The unreliability was even worse in the fall semester of 2008, which by time the start of the semester rolled around, was completely out for almost two weeks. According to monitoring software I was running (just a version of MTR with aggregate stats, actually) for most of the fall semester, packet loss was an average of about 20% for the semester, although it was mostly grouped into large blocks of huge packet loss.
ResNet's quality since I installed PFsense. The little break is a period when I was having some issues with my server and the large break is form when it was down when I wasn't at school. This is over a six month period, showing twelve hour averages. Over the period, the internet was never out for longer than a couple or hours, which is why there is no spike to 100% loss shown.
This starkly contrasts to my Shaw connection, which has been down less than four hours while I’ve been monitoring it, and has only been down on three separate occasions.
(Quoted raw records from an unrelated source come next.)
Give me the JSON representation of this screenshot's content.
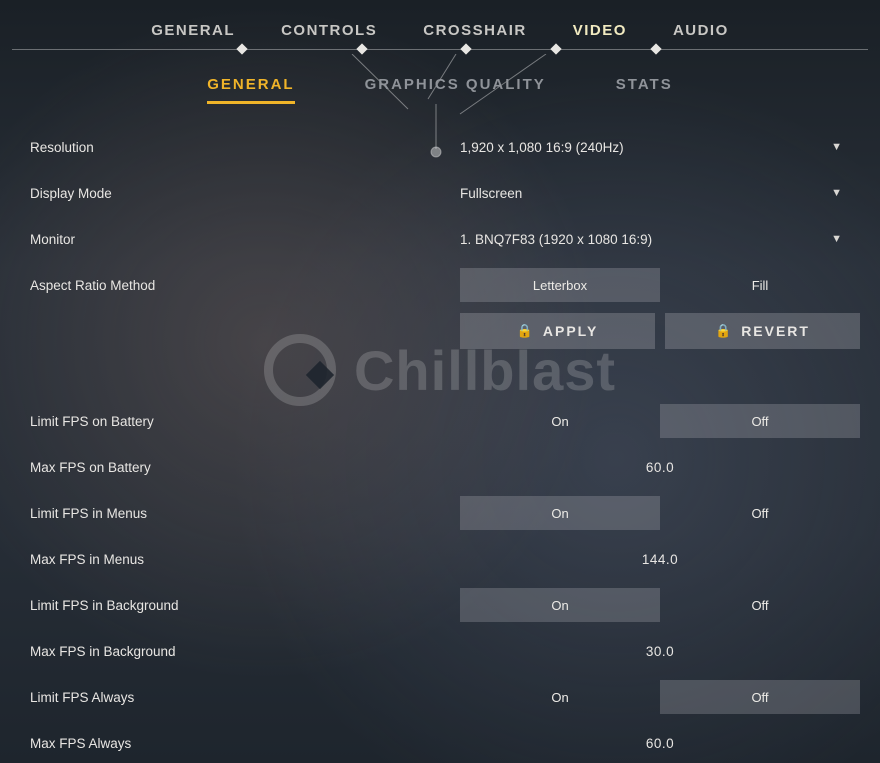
{
  "topnav": {
    "tabs": [
      "GENERAL",
      "CONTROLS",
      "CROSSHAIR",
      "VIDEO",
      "AUDIO"
    ],
    "active_index": 3
  },
  "subnav": {
    "tabs": [
      "GENERAL",
      "GRAPHICS QUALITY",
      "STATS"
    ],
    "active_index": 0
  },
  "dropdowns": {
    "resolution": {
      "label": "Resolution",
      "value": "1,920 x 1,080 16:9 (240Hz)"
    },
    "display_mode": {
      "label": "Display Mode",
      "value": "Fullscreen"
    },
    "monitor": {
      "label": "Monitor",
      "value": "1. BNQ7F83 (1920 x  1080 16:9)"
    }
  },
  "aspect_ratio": {
    "label": "Aspect Ratio Method",
    "options": [
      "Letterbox",
      "Fill"
    ],
    "selected_index": 0
  },
  "actions": {
    "apply": "APPLY",
    "revert": "REVERT"
  },
  "fps": {
    "limit_battery": {
      "label": "Limit FPS on Battery",
      "options": [
        "On",
        "Off"
      ],
      "selected_index": 1
    },
    "max_battery": {
      "label": "Max FPS on Battery",
      "value": "60.0"
    },
    "limit_menus": {
      "label": "Limit FPS in Menus",
      "options": [
        "On",
        "Off"
      ],
      "selected_index": 0
    },
    "max_menus": {
      "label": "Max FPS in Menus",
      "value": "144.0"
    },
    "limit_bg": {
      "label": "Limit FPS in Background",
      "options": [
        "On",
        "Off"
      ],
      "selected_index": 0
    },
    "max_bg": {
      "label": "Max FPS in Background",
      "value": "30.0"
    },
    "limit_always": {
      "label": "Limit FPS Always",
      "options": [
        "On",
        "Off"
      ],
      "selected_index": 1
    },
    "max_always": {
      "label": "Max FPS Always",
      "value": "60.0"
    }
  },
  "watermark": "Chillblast"
}
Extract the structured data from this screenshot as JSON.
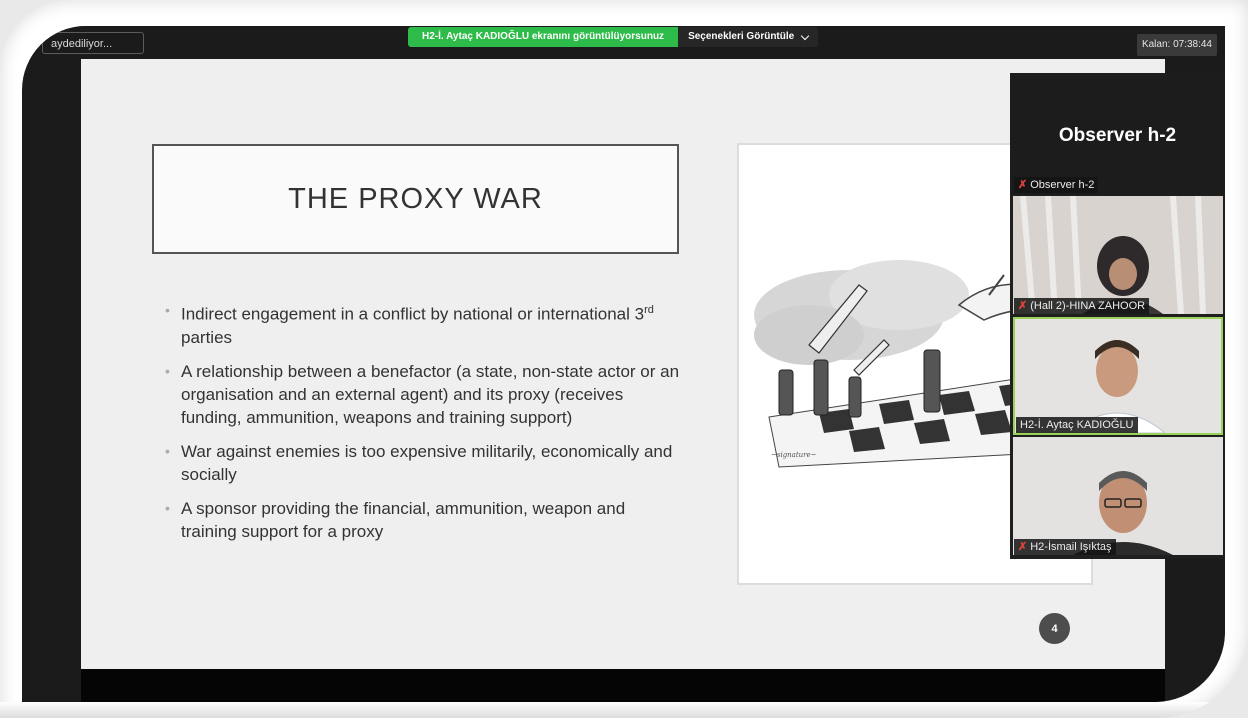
{
  "top_bar": {
    "recording_label": "aydediliyor...",
    "share_banner": "H2-İ. Aytaç KADIOĞLU ekranını görüntülüyorsunuz",
    "view_options": "Seçenekleri Görüntüle",
    "remaining_time": "Kalan: 07:38:44"
  },
  "slide": {
    "title": "THE PROXY WAR",
    "bullets": [
      {
        "text": "Indirect engagement in a conflict by national or international 3",
        "sup": "rd",
        "tail": " parties"
      },
      {
        "text": "A relationship between a benefactor (a state, non-state actor or an organisation and an external agent) and its proxy (receives funding, ammunition, weapons and training support)"
      },
      {
        "text": "War against enemies is too expensive militarily, economically and socially"
      },
      {
        "text": "A sponsor providing the financial, ammunition, weapon and training support for a proxy"
      }
    ],
    "page_number": "4"
  },
  "participants": {
    "active_speaker_large": "Observer h-2",
    "tiles": [
      {
        "name": "Observer h-2",
        "muted": true
      },
      {
        "name": "(Hall 2)-HINA ZAHOOR",
        "muted": true
      },
      {
        "name": "H2-İ. Aytaç KADIOĞLU",
        "muted": false
      },
      {
        "name": "H2-İsmail Işıktaş",
        "muted": true
      }
    ]
  },
  "colors": {
    "share_green": "#2dbb4a",
    "active_border": "#9bd35a",
    "muted_red": "#e0433a"
  }
}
Once, and the longest, was about three hours do to a car crash which took out a power pole and Shaw’s plant on it. The other two I don’t know the causes of, but one may be due to someone’s improperly connected TV. Shaw wasn’t sure about that one either.
Oh, did I mention I pay about $35 a month for Shaw (through the student plan) which offers a more reliable connection that is only ~$3/month more money? Additionally, Shaw offered to credit me back every time I’ve called them about internet downtime, whereas for the number of times ResNet has been down/slow/unreliable, I only received a $16 credit for what should have amounted to a full refund for the semester (at home Shaw credited us for two months of somewhat unreliable service when we were among the first people in town to upgrade to DOCSIS).
ResNet is trying to make things better though, undergoing a large infrastructure upgrade to increase the bandwidth locally, which was not nearly enough for the amount of people using the network and possibly transferring files between each other. For comparison I have a faster internal network for my few computers and have deployed faster network for a few hundred people than they did for around 1800 people.
Additionally, the off campus connection is a measly 200Mb/s (at least, last I knew about) for 1800 people, which given us a contention ratio of 90:1 (1800 people with a 10Mb/s connection) which is much higher than Shaw, who supposedly is closer to 25:1-35:1 depending on neighborhood. This means that at peak times, the internet slows down quite a bit. I have never noticed a corresponding slowdown with my Shaw connection.
So, all in all, I’m happy with my Shaw connection. But my ResNet connection certainly isn’t worth what I’m paying for it, especially compared to my Shaw connection.
I, however, appreciate the changes that the new ISP, Urban Networks, is doing to improve the situation, but I still have at least one connection interruption about every day on average, though they generally only last a few seconds. How the network performs come fall, when there are many more people on it, remains to be seen.